Set in sumptuous countryside in North Yorkshire, Crathorne Hall Hotel was the perfect setting for my wife, daughter and self to experience the fayre on offer at this exceptional establishment.
On arrival we were greeted by General Manager, Peter Llewellyn and introduced to our waitress for the lounge dining experience, Denice Dimbleby, who proved to be outstandingly attentive and efficient. As a bit of a traditionalist, I chose for my starter the homemade soup of the day, which turned out to be white onion. It arrived with two homemade, perfectly warmed bread rolls of different type and flavour. The soup, cream in colour had a hint of sweetness, as all white onions tend to possess. In many ways the amount on offer was a challenge but I finished the delicious liquid with aplomb.
My wife’s opening dish was Tempura Prawns with a sweet chilli dip. Often in restaurants, they skimp with the portions, but not here. There was probably 10 12 prawns covered in crisp, light batter and she assured me the lightness of the outer covering and the delicate taste of the prawns allowed for a quality starter which would not impinge on her main course to follow. Lesley, my daughter’s, first experience of the food at Crathorne was her main course of Cumberland Sausage and mash with caramelised red onion jus.
Presentation is often the key to a good meal and here a bed of creamy potato formed the base for three generous pork sausages. Surrounded by the jus it just looked every bit as tasty as Lesley, pronounced it to be. Freshly battered ‘Catch of the day’ with chunky chips and garden peas was the item I chose for my main. Attention to detail is a thing I always admire and this dish came with a half lemon wrapped in a sheet of muslin, bound with a blue tie. It stopped the dropping of pips onto the fish. Ingenious and relevant. The fish itself, pristine white demonstrated the chef’s ability to choose the finest haddock from the fishmonger.
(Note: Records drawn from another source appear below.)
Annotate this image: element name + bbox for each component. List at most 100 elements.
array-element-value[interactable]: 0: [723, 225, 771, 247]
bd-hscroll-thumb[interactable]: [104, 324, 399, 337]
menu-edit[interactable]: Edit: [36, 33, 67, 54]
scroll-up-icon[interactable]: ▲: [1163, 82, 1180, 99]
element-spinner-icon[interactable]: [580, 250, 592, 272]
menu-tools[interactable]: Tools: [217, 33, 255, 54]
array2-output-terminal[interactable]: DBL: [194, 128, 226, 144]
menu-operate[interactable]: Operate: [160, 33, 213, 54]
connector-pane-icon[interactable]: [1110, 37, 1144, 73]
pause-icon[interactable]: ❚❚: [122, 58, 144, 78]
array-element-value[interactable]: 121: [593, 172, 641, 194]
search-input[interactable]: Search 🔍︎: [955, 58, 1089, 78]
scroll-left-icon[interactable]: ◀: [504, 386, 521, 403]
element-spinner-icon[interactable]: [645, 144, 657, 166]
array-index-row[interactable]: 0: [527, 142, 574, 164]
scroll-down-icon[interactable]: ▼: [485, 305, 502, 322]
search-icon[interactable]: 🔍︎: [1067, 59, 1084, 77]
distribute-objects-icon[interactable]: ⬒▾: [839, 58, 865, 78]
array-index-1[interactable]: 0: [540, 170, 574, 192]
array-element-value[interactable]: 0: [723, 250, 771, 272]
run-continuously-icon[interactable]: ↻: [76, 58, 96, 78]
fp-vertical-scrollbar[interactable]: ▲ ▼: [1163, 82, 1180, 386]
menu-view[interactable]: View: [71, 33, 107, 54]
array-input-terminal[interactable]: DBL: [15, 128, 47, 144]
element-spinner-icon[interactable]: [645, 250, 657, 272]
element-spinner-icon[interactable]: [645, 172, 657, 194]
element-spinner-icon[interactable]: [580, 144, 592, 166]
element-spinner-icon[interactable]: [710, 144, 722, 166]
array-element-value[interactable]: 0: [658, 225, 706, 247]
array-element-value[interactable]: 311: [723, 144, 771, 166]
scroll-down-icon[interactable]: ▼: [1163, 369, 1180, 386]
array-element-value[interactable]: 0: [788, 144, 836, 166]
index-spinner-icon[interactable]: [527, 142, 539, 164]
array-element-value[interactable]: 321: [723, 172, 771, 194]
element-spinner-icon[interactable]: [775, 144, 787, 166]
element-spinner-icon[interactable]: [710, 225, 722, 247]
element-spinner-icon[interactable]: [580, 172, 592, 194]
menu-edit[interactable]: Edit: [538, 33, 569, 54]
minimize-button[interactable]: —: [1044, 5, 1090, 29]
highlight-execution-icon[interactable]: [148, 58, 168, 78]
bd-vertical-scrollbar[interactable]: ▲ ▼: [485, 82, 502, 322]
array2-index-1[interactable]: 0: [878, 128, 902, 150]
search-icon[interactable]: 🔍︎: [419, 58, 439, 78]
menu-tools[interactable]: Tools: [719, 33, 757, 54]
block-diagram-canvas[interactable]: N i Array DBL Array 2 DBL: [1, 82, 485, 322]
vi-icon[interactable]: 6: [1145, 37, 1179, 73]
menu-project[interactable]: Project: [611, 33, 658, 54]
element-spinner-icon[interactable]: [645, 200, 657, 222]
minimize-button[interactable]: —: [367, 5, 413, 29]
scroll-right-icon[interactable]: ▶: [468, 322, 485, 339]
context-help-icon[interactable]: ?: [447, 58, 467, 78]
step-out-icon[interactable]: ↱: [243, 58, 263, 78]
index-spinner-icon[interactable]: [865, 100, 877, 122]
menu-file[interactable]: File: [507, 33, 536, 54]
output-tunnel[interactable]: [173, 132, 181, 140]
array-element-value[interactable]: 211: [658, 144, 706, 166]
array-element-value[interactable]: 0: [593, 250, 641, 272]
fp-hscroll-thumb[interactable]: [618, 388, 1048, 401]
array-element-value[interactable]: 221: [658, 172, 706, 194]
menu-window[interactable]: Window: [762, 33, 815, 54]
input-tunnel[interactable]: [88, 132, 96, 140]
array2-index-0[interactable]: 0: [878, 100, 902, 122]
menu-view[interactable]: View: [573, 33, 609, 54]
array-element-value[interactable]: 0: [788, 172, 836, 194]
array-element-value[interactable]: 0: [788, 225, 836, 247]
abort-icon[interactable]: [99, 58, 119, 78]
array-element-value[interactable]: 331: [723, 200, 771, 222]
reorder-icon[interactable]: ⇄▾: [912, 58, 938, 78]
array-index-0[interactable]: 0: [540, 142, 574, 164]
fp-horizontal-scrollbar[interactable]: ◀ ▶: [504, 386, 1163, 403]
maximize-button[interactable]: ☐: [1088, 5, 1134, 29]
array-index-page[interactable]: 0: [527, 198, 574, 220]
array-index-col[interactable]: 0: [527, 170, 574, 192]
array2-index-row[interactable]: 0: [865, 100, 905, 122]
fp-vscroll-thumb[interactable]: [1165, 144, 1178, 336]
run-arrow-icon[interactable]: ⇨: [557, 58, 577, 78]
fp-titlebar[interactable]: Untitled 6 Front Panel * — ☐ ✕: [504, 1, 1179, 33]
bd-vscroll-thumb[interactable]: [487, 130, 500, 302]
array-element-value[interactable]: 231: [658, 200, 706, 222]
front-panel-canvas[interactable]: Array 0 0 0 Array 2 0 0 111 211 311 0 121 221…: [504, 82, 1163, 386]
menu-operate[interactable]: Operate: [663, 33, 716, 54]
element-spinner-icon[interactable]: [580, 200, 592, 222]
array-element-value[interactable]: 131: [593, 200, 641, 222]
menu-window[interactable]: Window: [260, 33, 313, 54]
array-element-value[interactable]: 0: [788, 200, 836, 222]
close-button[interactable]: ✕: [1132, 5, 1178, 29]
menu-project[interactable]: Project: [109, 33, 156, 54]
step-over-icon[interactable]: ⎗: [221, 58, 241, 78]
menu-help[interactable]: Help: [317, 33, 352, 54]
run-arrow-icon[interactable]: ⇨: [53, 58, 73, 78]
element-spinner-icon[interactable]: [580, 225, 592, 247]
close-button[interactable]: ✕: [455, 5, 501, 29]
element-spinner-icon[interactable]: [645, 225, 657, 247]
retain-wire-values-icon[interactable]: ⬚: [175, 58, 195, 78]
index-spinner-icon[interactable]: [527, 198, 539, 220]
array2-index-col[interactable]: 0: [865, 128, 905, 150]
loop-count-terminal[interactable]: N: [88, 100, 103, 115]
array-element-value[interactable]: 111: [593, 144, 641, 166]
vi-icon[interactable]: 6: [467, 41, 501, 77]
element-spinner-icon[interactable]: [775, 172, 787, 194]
Garden peas also arrived in a square pot, just another bit of flair. Chunky chips are notorious for being badly produced but here they arrived in regimented lines, forming a tower and the taste was superb. Lynda chose Thai Curry with aromatic rice, poppadums with chicken. She pronounced it superb. Not a normal lover of curry, Lynda enjoyed the subtle taste of the chicken in its curry sauce, which after a few seconds blossomed out with a bite not experienced on first taste. Rice was fluffy, and filled with herbs and spices to create its aromatic taste. For dessert, Lesley chose Vanilla Crème Brulle with a shortbread biscuit accompaniment and I experienced the Eton Mess. All that can be said about the taste of both dishes was sublime. A glass of crisp sauvignon blanc rounded off a delightful day and we headed home replete.